State corrections officials say they are investigating how a man who escaped a West Baton Rouge Parish work-release facility to commit a crime in Baton Rouge last year was mistakenly released Thursday from the Elayn Hunt Correctional Center.

But Emanuel Ray Jones’ latest taste of freedom proved short-lived. By noon Friday, he was back in police custody and headed to the West Baton Rouge Parish Detention Center to serve additional time for his Nov. 8 escape from the parish facility.

“His parole officer found him at the last known address he had listed in Covington,” Col. Richie Johnson, of the West Baton Rouge Parish Sheriff’s Office, said Friday.

The Nov. 8 escape from the parish’s work-release facility came to light after Jones was identified as a suspect in robbing, kidnapping and threatening to kill a man early that morning when he was supposed to be in the guarded parish facility.

This time, there was no escape. State corrections officials let him out of the prison but say that was a mistake.

Johnson said the Sheriff’s Office was alerted to Jones’ release about 9 a.m. Friday and responded by deploying members of their fugitive apprehension team to try to re-capture the 30-year-old inmate.

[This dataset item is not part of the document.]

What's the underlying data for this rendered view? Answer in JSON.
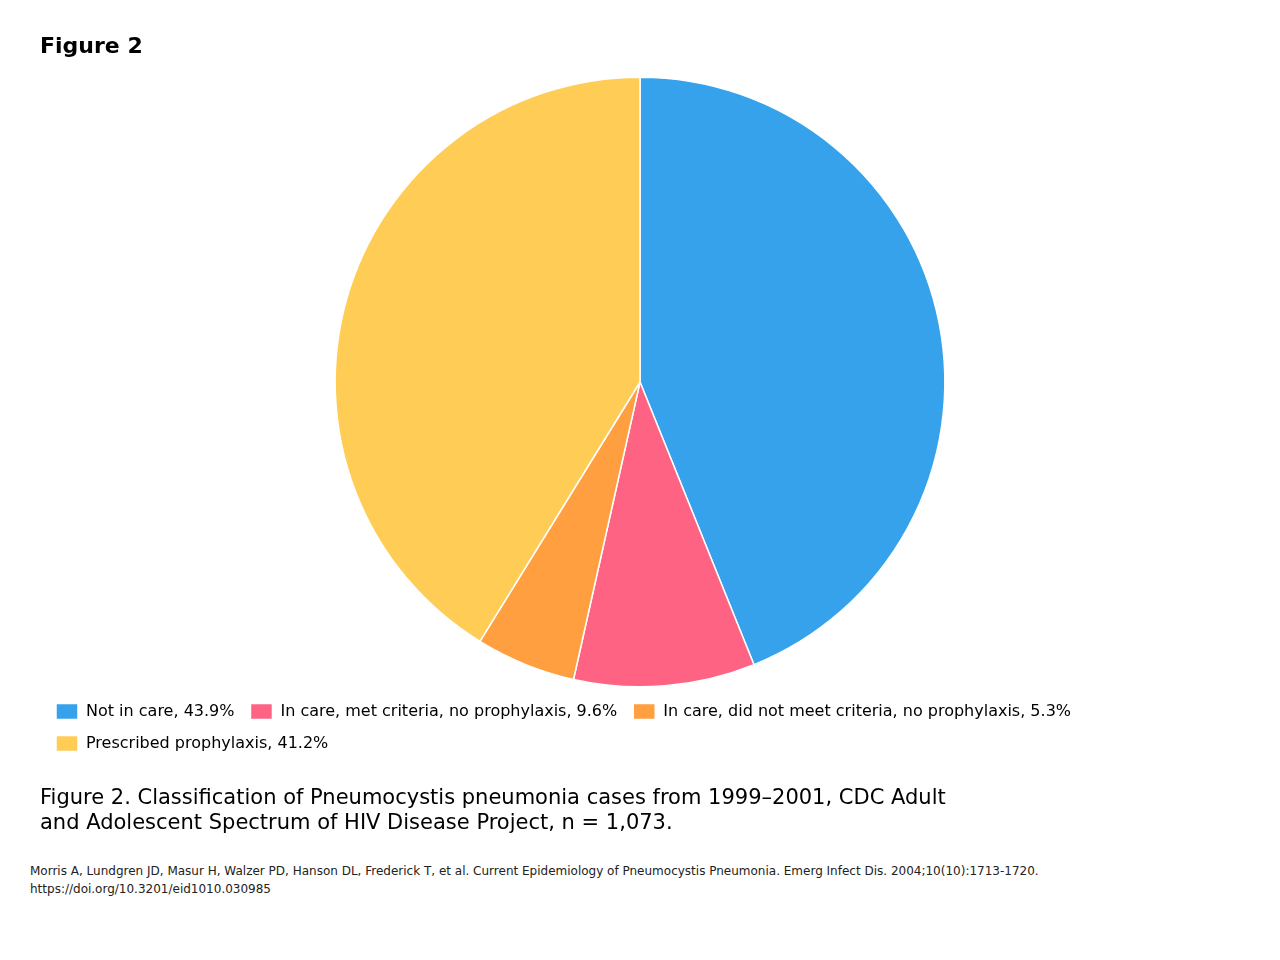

Pam Laborde, spokeswoman for the Louisiana Department of Public Safety and Corrections, said Jones’ release from custody is under investigation.

This marks the second incident in recent months in which an inmate apparently was released in error from a state correctional facility.

Nearly three months ago, a man convicted of manslaughter was accidentally released by the corrections department only a few years into his 40-year sentence and traveled to the Atlanta area before officials were able to take him back into custody.

A later internal investigation by the corrections department found the man was released because Dixon Correctional Institute, where he was being held, did not receive his full criminal records. In addition, a Dixon employee failed to pull Johnson’s State Police rap sheet before he was released, a standard procedure that would have revealed his criminal history, according to the corrections department’s final report.

In the latest incident, Laborde said, corrections department records had Jones set for a Jan. 28 release date after he served part of his 10-year sentence, starting in 2011, on charges out of St. Tammany Parish of possession of a firearm and carrying of a concealed weapon by a felon.

However, because of the detainer and pending escape charge for his escape from the West Baton Rouge Parish work-release facility, Laborde said, Jones should have been turned over to the West Baton Rouge Parish Sheriff’s Office on Thursday instead of being released from the corrections department’s custody.

Laborde said in a prepared statement that it appears staff at the Elayn Hunt Correctional Center “had information that should have prevented Jones from being released from custody,” adding that the corrections department “will take necessary and appropriate disciplinary action” once its investigation is completed.

Jones also is facing additional counts of armed robbery, carjacking, aggravated battery, second-degree kidnapping and felon in possession of a firearm from the Baton Rouge Police Department after he was accused of kidnapping a man in the parking lot of a Radisson Hotel at 2445 S. Acadian Thruway in Baton Rouge.

Laborde on Friday said Jones hasn’t been booked by the Baton Rouge Police Department on those counts.

The victim in the Nov. 8 incident told authorities he overheard a man, later identified as Jones in a photo lineup, and several of Jones’ accomplices saying they had to kill him and burn his car. The plan was foiled when the victim was able to escape after another driver crashed into the back of the victim’s automobile along River Road and Brightside Lane.

Given his agency’s own experience with Jones getting out of a West Baton Rouge Parish work-release facility, Johnson was reluctant to find fault with state corrections officials.

“We’re probably not in any position to criticize an agency for someone leaving their facility that shouldn’t have,” he said.

Two deputies working at the West Baton Rouge Parish facility were suspended without pay after an internal probe by the Sheriff’s Office discovered the absence of Jones and two other inmates never showed up on any paperwork because one of the newer guards was allowing another inmate to perform his routine head counts.